One audio synthesis method, used in a third framework called MelGAN, includes an intermediate step. It inputs text and first transforms it into a type of frequency mapping known as a spectrogram. It then converts the resulting spectrogram to a sound file. The intermediate step provided by a visual diagram could make the process more predictable and allow software to tap into the vast progress that has been made on the visual learning front, as compared to using audio only.

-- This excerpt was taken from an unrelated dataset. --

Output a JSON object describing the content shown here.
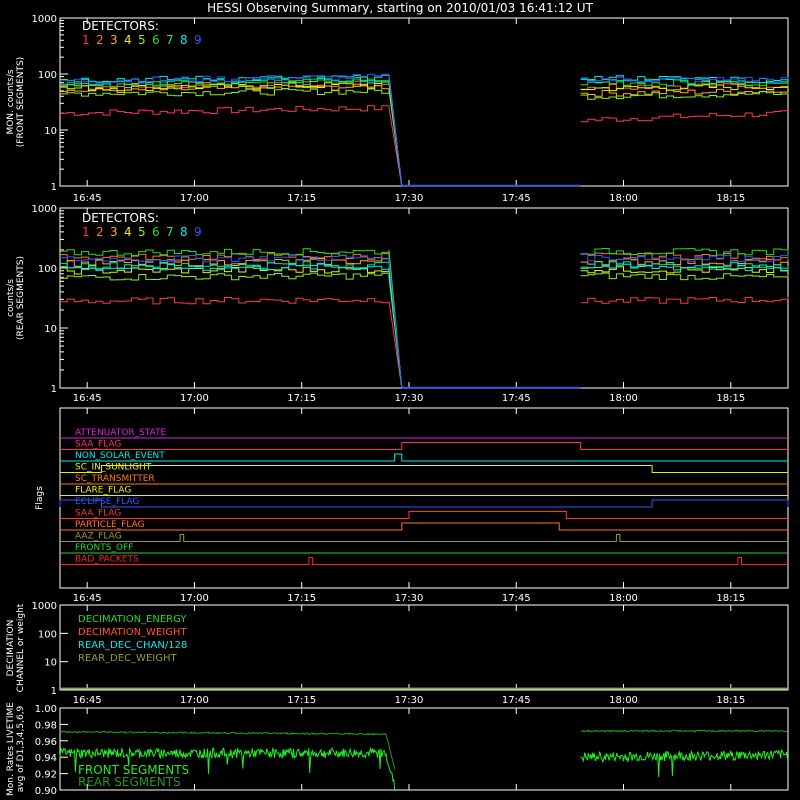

In the WaveGAN paper, it was demonstrated that despite the difficulties of training on waveforms directly, such a network still shows considerable accuracy. The study compared two main approaches: that of WaveGAN, which learned from waveforms directly, and SpecGAN, which used the same spectrogram approach as MelGAN. Both showed promising results, successfully creating short snippets of sound effects and speech. WaveGAN actually appeared to do a little better than SpecGAN, despite the inherent difficulties of replicating such an exact and repetitive representation as a waveform. Although all of these results are promising, they are currently limited in this study to short (1-second) snippets of audio. On the other hand, GANSynth has been shown to generate much longer snippets.
What are the benefits/implications of this?
This developing technology can be used both for creative purposes (e.g., music generation, sound design, and effects) and for more everyday ones, like improving text-to-speech. Software such as MelGAN is particularly suited to this cause, as it can reliably generate a spectrogram and corresponding sound file from a text input alone.
While this progress has many potential applications, it is important, as with any new AI software, to be mindful of its ethical implications. Using AI for sound synthesis could pose
similar questions to the copyright issues that have plagued ChatGPT and AI art. Similarly, AI-fabricated audio files could be used to spread misinformation. At the same time, this technology could also strongly benefit causes like accessibility through applications like text-to-speech, while existing as a tool to bolster creative works.
Conclusion
Generative adversarial networks can be applied to many different purposes, just one of which is sound synthesis. Although many methods are being explored, there are sure signs of progress in the field. The new developments have the potential to change the way we think about audio, whether that is through text-to-speech or sound effects. As AI grows more ubiquitous in this or in any facet of life, it is important both to understand its methodologies and to think about its impacts.